On July 28, four games up on the D-Backs, GM Brian Sabean made a high-risk move when he acquired Carlos Beltran from the Mets for San Francisco’s top organizational prospect, single A RHP Zack Wheeler. When the dust settled on the 2011 regular season, the Arizona Diamondbacks were NL west champions, the Giants missed the playoffs and Beltran became a free agent, ultimately leaving San Francisco to join the Cardinals.

Almost a year later, Wheeler is a Binghamton Met and lighting up the AA Eastern League with a 6-2 record and excellent peripheral stats. Now the Mets top organization prospect, Wheeler has mowed down 70 hitters in 65 2/3 IP with only 27 walks and 39 hits allowed. Opponents are batting .174 against him.

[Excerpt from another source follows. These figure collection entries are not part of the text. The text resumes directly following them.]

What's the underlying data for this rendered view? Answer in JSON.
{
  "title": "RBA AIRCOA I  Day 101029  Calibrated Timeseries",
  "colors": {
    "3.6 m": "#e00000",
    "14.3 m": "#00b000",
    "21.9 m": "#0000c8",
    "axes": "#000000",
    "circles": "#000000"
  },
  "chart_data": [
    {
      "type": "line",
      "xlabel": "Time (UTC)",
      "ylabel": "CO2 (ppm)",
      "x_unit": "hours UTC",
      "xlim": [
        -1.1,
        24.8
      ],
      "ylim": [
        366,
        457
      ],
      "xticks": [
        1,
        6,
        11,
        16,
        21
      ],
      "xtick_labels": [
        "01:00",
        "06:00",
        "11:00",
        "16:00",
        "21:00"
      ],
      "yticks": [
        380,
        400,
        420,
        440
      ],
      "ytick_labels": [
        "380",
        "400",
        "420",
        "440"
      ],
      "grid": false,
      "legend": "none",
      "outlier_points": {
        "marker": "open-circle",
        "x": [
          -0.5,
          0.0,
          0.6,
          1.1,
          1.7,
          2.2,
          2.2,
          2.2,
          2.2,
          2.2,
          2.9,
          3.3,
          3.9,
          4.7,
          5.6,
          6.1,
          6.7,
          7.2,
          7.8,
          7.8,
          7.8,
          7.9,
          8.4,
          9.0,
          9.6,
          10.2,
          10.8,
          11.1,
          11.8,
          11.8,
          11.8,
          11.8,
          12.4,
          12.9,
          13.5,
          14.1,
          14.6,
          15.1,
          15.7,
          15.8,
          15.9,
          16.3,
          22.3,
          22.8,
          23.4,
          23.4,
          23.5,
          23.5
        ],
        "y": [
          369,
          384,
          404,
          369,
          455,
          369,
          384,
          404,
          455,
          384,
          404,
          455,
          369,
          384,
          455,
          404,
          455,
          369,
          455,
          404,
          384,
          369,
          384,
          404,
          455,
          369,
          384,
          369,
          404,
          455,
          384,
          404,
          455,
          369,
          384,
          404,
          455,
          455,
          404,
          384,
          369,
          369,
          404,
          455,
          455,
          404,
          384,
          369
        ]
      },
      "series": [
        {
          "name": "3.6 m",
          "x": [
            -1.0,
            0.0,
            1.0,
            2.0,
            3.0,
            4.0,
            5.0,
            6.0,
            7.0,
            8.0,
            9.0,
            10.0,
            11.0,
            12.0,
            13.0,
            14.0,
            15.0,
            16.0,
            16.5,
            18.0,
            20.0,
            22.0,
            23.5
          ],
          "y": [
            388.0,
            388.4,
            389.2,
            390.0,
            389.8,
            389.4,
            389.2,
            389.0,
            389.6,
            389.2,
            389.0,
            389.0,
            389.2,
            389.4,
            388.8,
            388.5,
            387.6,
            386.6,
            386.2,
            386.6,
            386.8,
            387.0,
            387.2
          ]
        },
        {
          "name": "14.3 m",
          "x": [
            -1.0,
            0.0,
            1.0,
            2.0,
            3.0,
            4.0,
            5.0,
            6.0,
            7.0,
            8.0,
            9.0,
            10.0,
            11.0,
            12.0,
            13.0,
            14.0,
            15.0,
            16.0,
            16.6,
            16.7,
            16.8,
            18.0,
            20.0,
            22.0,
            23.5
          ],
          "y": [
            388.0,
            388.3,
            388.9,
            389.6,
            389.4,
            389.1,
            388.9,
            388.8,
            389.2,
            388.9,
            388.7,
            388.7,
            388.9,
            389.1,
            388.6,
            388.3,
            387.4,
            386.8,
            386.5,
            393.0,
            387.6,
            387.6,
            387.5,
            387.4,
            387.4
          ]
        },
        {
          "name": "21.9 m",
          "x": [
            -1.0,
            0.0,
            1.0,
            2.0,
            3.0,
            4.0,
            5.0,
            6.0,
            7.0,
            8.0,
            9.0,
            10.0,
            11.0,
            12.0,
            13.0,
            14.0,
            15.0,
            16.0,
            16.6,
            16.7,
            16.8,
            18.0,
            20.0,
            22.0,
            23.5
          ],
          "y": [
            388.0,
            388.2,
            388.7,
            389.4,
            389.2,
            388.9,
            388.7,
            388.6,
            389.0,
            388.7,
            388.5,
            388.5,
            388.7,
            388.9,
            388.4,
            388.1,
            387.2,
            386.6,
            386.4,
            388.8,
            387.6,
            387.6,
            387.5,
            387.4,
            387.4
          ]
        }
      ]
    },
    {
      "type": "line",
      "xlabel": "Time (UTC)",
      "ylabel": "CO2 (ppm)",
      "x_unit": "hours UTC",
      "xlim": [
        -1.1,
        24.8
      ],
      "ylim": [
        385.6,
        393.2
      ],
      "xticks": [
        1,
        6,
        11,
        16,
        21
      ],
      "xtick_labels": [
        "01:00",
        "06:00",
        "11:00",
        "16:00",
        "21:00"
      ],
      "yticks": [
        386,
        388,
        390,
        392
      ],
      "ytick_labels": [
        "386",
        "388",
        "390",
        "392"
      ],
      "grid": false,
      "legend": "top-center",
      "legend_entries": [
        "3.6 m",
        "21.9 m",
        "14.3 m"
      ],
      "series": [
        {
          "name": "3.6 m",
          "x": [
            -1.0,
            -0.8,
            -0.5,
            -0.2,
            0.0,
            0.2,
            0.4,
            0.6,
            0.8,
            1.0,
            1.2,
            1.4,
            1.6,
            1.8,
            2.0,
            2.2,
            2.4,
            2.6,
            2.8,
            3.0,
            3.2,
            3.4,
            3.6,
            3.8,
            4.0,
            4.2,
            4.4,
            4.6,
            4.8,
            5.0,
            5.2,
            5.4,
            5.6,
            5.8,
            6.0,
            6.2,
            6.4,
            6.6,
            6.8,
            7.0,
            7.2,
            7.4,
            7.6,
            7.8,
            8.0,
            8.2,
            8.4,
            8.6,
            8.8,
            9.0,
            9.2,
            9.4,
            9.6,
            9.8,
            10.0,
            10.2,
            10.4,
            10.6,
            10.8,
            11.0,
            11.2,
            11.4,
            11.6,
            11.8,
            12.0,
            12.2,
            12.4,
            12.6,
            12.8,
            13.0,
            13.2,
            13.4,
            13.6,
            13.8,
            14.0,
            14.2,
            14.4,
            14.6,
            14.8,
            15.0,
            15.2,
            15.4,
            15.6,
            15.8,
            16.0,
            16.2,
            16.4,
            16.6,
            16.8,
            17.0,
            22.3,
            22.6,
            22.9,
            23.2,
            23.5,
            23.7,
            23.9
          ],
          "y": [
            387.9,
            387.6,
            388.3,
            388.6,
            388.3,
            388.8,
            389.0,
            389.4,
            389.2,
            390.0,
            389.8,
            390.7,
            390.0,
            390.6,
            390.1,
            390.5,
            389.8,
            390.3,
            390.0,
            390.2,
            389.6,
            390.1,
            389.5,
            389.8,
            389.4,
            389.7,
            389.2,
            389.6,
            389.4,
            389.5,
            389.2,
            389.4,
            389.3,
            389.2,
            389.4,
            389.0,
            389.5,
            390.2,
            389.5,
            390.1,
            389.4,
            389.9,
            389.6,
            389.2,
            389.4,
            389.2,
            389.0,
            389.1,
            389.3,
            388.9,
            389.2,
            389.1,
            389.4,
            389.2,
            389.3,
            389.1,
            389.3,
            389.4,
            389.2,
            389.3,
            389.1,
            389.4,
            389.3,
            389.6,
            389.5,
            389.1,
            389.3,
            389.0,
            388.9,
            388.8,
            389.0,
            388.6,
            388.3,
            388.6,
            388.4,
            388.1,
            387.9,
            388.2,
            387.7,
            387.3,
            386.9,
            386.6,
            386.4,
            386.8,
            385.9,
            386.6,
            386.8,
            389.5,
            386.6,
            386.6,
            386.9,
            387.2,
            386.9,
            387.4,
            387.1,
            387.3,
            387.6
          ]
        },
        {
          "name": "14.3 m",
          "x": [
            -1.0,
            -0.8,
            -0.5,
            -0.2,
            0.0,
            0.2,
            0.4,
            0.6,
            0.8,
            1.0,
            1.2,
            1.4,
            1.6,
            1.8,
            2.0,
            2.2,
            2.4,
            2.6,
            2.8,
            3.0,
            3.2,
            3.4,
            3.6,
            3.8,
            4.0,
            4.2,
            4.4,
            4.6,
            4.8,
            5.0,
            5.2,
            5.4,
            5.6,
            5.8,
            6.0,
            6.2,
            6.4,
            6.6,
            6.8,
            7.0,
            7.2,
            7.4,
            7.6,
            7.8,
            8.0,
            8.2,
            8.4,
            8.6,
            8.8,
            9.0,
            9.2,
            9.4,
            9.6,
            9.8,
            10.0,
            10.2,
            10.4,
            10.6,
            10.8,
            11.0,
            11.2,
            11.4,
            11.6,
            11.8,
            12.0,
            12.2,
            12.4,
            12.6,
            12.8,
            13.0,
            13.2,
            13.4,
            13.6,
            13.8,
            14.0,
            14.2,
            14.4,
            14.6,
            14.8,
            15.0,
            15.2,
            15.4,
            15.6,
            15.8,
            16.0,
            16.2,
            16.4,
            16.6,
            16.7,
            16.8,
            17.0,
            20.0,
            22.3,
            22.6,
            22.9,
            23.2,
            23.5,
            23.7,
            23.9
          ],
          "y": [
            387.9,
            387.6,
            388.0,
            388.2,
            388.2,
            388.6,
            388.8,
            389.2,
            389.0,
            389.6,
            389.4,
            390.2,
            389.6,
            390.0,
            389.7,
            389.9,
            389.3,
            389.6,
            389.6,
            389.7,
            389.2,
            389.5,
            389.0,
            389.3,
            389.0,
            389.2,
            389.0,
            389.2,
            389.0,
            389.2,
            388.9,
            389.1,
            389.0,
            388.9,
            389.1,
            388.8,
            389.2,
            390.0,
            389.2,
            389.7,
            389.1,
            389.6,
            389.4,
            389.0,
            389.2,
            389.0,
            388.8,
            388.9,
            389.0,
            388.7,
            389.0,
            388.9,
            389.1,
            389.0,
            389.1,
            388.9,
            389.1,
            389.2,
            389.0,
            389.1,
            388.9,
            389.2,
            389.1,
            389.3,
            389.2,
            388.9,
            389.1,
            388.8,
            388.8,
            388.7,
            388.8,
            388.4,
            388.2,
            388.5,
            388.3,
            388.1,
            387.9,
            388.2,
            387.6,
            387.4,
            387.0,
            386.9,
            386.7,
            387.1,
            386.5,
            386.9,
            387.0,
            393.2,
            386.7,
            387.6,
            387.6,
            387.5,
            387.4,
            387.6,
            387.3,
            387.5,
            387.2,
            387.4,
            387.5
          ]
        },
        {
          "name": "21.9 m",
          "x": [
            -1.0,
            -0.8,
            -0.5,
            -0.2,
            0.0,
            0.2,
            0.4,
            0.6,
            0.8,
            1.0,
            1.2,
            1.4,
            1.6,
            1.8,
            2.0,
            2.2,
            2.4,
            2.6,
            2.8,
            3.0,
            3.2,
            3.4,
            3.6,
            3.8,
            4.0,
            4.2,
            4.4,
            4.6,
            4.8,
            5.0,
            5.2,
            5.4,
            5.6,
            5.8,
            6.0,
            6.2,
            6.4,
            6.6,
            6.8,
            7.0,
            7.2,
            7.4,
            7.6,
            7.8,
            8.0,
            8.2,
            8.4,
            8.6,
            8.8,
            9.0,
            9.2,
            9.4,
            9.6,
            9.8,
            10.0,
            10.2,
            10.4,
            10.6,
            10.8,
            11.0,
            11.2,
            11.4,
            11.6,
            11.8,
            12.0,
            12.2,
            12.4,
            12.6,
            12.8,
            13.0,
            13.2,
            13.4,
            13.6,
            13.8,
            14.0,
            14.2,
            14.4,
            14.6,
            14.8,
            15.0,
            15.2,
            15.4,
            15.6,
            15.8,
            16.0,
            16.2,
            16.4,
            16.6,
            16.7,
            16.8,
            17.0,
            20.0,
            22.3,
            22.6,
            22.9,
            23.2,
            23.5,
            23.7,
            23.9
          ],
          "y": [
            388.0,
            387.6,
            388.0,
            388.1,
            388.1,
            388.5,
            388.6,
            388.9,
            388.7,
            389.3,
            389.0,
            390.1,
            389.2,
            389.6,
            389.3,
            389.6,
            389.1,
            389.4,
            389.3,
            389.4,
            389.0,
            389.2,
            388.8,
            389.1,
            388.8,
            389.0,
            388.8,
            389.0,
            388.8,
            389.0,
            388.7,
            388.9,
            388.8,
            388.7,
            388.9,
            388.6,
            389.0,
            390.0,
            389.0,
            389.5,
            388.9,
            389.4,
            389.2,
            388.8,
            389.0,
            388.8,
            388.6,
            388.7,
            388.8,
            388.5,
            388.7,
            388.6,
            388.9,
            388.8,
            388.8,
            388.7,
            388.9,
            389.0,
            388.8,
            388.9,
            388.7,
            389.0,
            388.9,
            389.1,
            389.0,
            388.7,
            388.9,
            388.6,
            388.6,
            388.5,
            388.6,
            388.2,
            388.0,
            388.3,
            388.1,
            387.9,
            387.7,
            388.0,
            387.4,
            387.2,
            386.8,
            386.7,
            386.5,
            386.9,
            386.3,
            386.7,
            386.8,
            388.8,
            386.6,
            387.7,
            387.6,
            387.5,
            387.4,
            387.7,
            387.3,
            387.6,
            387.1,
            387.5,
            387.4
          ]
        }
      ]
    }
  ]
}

The Giants’ major league pitching is a position of strength but Wheeler was the cream of a thin crop as far as minor league starters. Tim Lincecum’s struggles this season make for an unexpected flaw in an otherwise first-rate rotation. Sabean has locked up Matt Cain and Madison Bumgarner for the next few years so the starting pitching will continue to be a cornerstone for the G-men.

But the idea of plugging Wheeler in when Barry Zito’s contract runs out or if Lincecum continues to struggle would be a natural fit a year or two down the road. To let him get away for a rental that didn’t pay off with a post-season berth will be a tough pill to swallow if Wheeler continues to develop and becomes a solid part of the Mets’ rotation.

Such is the plight of Sabean and his fellow GMs. He strikes paydirt with castoffs like Aubrey Huff, Cody Ross and Pat Burrell and takes it all the way to a 2010 World Series victory. But a proven commodity like Beltran isn’t enough to spur the offense to a spot in the 2011 post-season. And it cost him Wheeler.